Hier, plusieurs milliers de contractuels de l’enseignement, hommes et femmes, pour la plupart âgés de 20 à 30 ans, se sont rassemblés à Rabat. Les forces de l’ordre ont dispersé avec des matraques et des canons à eau de jeunes contractuels qui voulaient passer la nuit devant le Parlement après plusieurs heures de manifestation. Une soixantaine de blessés légers ont été transportés à l’hôpital cette nuit, selon Othmane Zeriouch, un responsable de la coordination des contractuels. (Le Figaro, 24 mars 2019)

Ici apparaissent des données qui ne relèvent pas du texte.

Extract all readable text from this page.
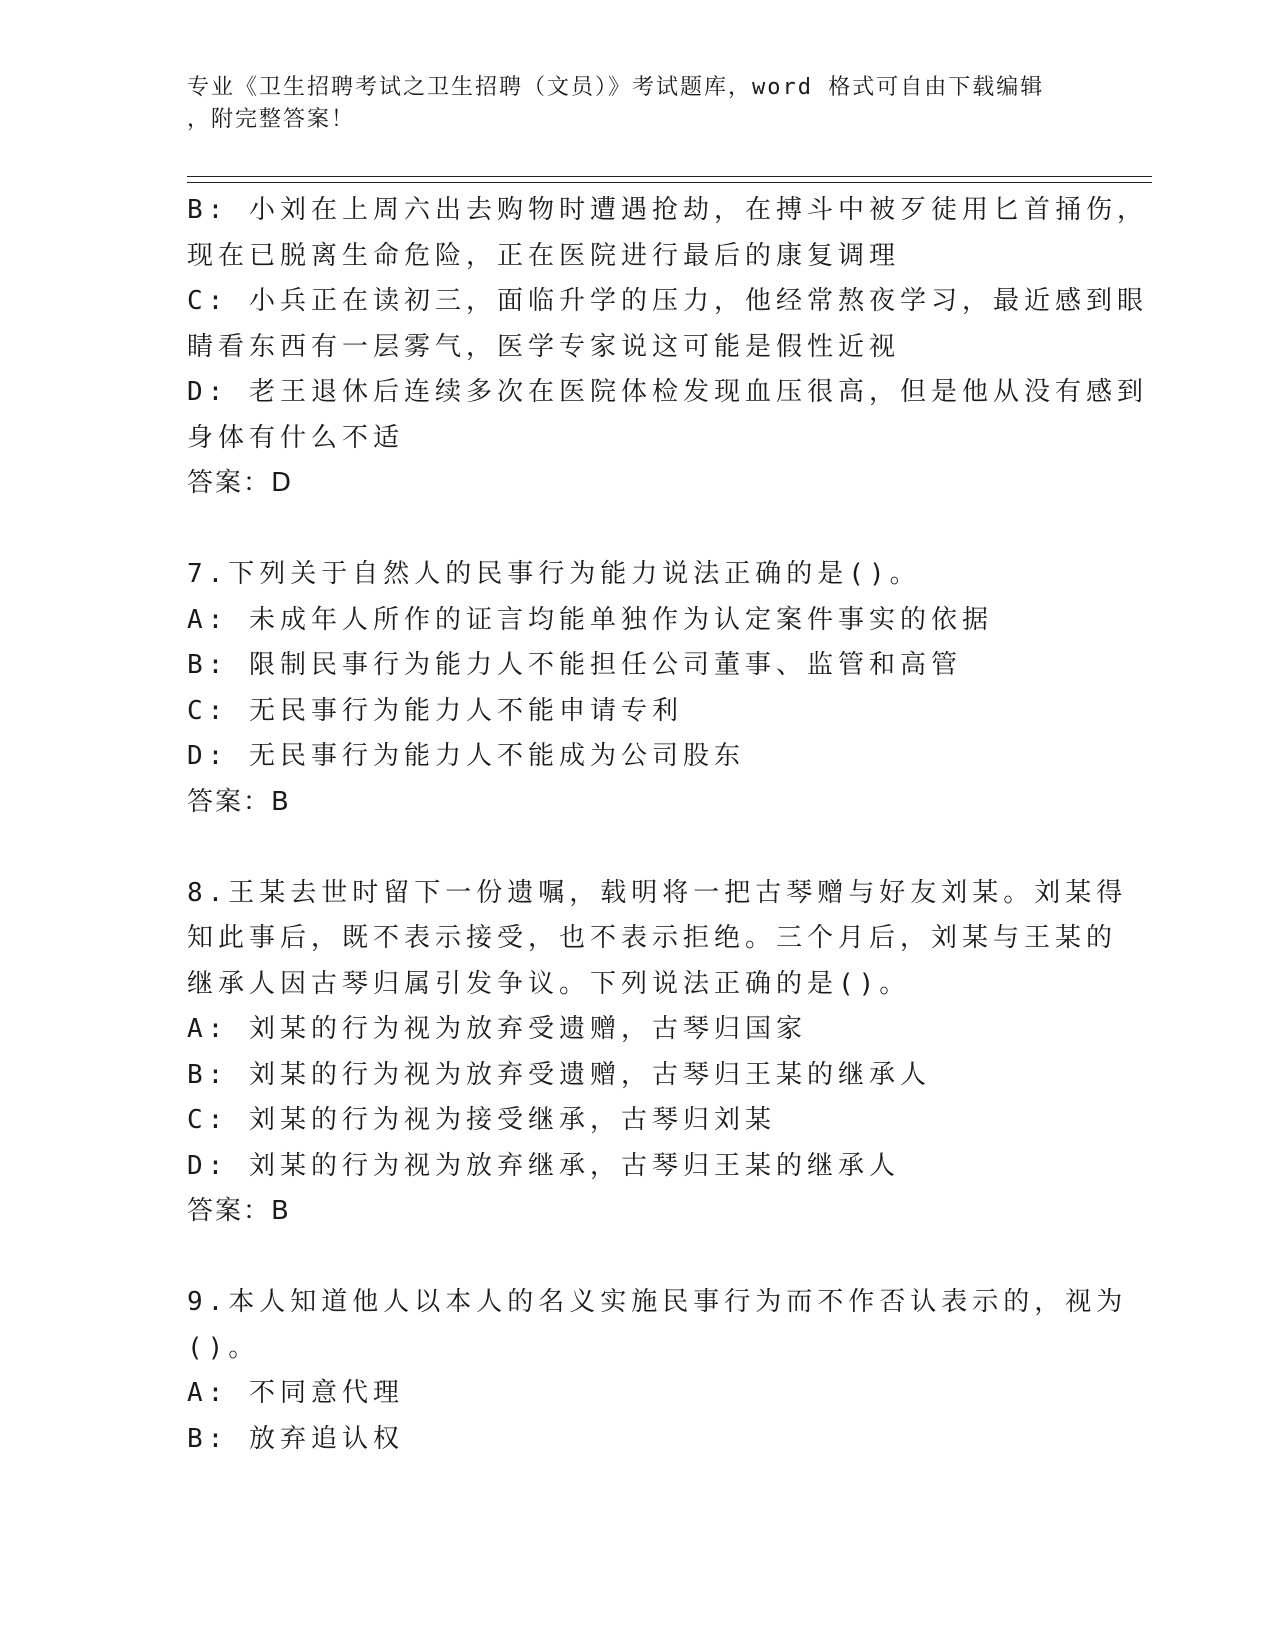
专业《卫生招聘考试之卫生招聘（文员）》考试题库，word 格式可自由下载编辑
，附完整答案！
B: 小刘在上周六出去购物时遭遇抢劫，在搏斗中被歹徒用匕首捅伤，
现在已脱离生命危险，正在医院进行最后的康复调理
C: 小兵正在读初三，面临升学的压力，他经常熬夜学习，最近感到眼
睛看东西有一层雾气，医学专家说这可能是假性近视
D: 老王退休后连续多次在医院体检发现血压很高，但是他从没有感到
身体有什么不适
答案：D
7.下列关于自然人的民事行为能力说法正确的是()。
A: 未成年人所作的证言均能单独作为认定案件事实的依据
B: 限制民事行为能力人不能担任公司董事、监管和高管
C: 无民事行为能力人不能申请专利
D: 无民事行为能力人不能成为公司股东
答案：B
8.王某去世时留下一份遗嘱，载明将一把古琴赠与好友刘某。刘某得
知此事后，既不表示接受，也不表示拒绝。三个月后，刘某与王某的
继承人因古琴归属引发争议。下列说法正确的是()。
A: 刘某的行为视为放弃受遗赠，古琴归国家
B: 刘某的行为视为放弃受遗赠，古琴归王某的继承人
C: 刘某的行为视为接受继承，古琴归刘某
D: 刘某的行为视为放弃继承，古琴归王某的继承人
答案：B
9.本人知道他人以本人的名义实施民事行为而不作否认表示的，视为
()。
A: 不同意代理
B: 放弃追认权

Deux mois plus tard, un père venu soutenir sa fille, enseignante manifestant à Rabat, décède après avoir été tabassé par les nervis du roi envoyés pour disperser le sit-in auquel il participait. La coordination « considère l’État marocain entièrement responsable de l’assassinat de Abdallah Hajili ». Des milliers de personnes défilent à Marrakech pour marquer leur soutien à la famille, dénoncer la répression et réaffirmer l’objectif de l’intégration de tous les contractuels dans la Fonction publique.

En 2020 et 2021, la mobilisation se poursuit, montrant la détermination des enseignants. Cependant, jamais le conseil national de leur coordination n’appelle à la grève générale jusqu’à satisfaction. Des grèves de plusieurs jours, voire d’une semaine, d’un mois, sont décrétées, toutes largement suivies, donnant lieu à de puissantes manifestations dans les différentes régions. Mais jamais le gouvernement ne se trouve confronté à la grève générale, il poursuit la répression. Il va jusqu’à utiliser des bandes de voyous contre les manifestants et ses flics harcèlent sexuellement les femmes qui participent aux marches. Il tente également une manœuvre que les enseignant(e)s déjouent.

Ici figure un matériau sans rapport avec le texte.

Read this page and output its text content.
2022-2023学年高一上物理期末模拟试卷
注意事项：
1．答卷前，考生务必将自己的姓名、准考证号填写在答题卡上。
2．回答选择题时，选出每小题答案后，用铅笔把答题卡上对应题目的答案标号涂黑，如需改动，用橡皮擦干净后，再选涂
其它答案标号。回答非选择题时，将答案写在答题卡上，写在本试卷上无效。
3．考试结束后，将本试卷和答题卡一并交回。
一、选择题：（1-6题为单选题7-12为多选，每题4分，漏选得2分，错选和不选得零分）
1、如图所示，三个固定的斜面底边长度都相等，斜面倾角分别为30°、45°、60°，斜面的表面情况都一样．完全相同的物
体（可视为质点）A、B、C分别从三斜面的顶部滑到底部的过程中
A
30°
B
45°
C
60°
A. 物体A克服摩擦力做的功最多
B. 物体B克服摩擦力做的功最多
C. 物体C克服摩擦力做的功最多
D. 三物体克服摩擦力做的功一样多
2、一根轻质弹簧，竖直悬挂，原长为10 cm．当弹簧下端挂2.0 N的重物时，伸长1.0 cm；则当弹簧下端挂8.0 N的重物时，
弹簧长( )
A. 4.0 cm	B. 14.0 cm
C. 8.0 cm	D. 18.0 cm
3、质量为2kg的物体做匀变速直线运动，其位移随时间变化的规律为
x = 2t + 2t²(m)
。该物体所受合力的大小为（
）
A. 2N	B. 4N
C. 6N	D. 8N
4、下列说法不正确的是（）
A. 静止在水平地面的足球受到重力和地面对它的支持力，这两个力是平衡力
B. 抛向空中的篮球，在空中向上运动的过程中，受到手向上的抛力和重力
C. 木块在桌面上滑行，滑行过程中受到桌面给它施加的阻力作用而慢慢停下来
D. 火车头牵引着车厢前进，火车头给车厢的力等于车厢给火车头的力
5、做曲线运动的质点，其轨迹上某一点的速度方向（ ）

La revendication initiale reste…


À l’échelle des régions (AREF), les « conseils d’administration » annoncent la « fin de la contractualisation » et tentent de convaincre qu’il s’agit là d’un alignement sur les droits inhérents au statut de fonctionnaire. Le 24 juin 2021, le Conseil de gouvernement annonce l’adoption d’un projet de loi.

Le projet de loi 01.21 est de nature à garantir le principe de similitude entre les cadres de l’AREF et le corps professoral qui est soumis au statut des fonctionnaires du ministère de l’Éducation nationale, ce qui permettra d’offrir à ces cadres une stabilité professionnelle à même de leur permettre de remplir leurs missions, ainsi que de renforcer leur place au sein du chantier de la réforme du système de l’éducation et de mettre en œuvre la loi-cadre 51.17.

La Coordination nationale des enseignants qui représente celles et ceux « à qui on a imposé la contractualisation, rejette en bloc les nouveaux statuts fondamentaux des cadres des AREF ».

On a juste retiré le terme de contractualisation, mais le fond reste le même. On parle, par exemple, d’avancements et de la possibilité de se présenter à des concours, or nous savons très bien que cela fait l’objet de dispositions spécifiques qui en fixent les modalités et que l’on ne trouve pas dans les nouveaux statuts des cadres des AREF. (Le Matin, 24 octobre 2021)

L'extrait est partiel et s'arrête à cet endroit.